Its clear that all forms and formats of alternative data hold great value for wealth managers that are looking for new opportunities of investment, whether a short term trading advantage or a long term portfolio strategy. Another thing that is clear is the collection of appropriate data, its integration, utilization and finally converting it into a strategy which can be used for investment decisions is not a child's play.

Before finalizing any deal related to alternative data, certain legal aspects are needed to be checked:

Is the data allowed to be sold? This must be checked by looking if there is any GDPR or consent issue.

Has the personal data been personally scrubbed.

Is the data needed to be aggregated/blurred before being sold.

It is very important for the seller, as well as, the buyer to be aware of the legal aspects. Investigation must be done beforehand.

Are there any issues for exclusive datasets?

How Alternative Data is collected

Web Directories

One of the most convenient and probably pocket friendly source is using web directories. Many a times, you can find whole datasets listed on websites. For example, provides datasets in an organized and direct manner without leaving scope for hassle for the visitor.

Data firms which aggregate alternative data

There are several websites and companies which provide alternative data for investors e.g. Bloomberg, Quandl, Eagle Alpha and so on. When sources start falling short, alternative data aggregators also conduct deals with each other to share data. One typical possibility in such case is taking revenue share from underlying supplier.

Direct/raw source of data

This source requires most work as it requires the investor or manager of funds to contact corporate companies directly, either online or physical meeting. Several companies refuse to provide any data and hence, the work can be challenging, hectic and time consuming.

Data strategists/scouts:

  • Within funds, there are data strategists who

i)  Search for datasets

ii) Act as bridge between external data firms, and internal portfolio managers and data scientists.

  • External data scouts

i)  These scouts do the collection work in place of data scientists.

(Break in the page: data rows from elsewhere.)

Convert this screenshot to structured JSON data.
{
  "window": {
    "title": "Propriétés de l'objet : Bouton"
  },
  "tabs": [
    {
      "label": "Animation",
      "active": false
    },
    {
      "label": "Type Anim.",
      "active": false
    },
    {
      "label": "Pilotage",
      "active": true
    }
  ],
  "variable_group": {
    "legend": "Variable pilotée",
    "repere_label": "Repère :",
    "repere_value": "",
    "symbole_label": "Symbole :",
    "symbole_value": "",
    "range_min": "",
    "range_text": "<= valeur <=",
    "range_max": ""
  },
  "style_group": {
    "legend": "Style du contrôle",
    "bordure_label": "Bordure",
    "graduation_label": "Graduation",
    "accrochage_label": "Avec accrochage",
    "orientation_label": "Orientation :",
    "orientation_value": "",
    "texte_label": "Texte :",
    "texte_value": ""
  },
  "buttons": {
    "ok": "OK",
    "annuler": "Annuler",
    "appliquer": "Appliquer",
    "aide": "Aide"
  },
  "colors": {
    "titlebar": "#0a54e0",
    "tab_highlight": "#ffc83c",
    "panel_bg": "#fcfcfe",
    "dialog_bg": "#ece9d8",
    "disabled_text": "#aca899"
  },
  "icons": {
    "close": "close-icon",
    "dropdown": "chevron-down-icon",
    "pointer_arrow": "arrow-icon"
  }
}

ii) They act as intermediary between data users and data firms.

iii)These scouts are paid not by the data firm but the buy-side firm.

Own data:

Every organization has internal data. Financial organizations are no different, especially sell side firms. The difficult part is that the data isn't catalogued in an organized manner. Not every team is aware of the potential alternative datasets hidden within their department.

  • This can be solved by creating a web directory for datasets as a start, to allow better browsing and providing clarity.
  • Centralization of data sourcing is also a solution. It can lead to better negotiation of deals with data vendors, in this case- team by team. It can also help in keeping better track on data subscription and unnecessary duplication of data.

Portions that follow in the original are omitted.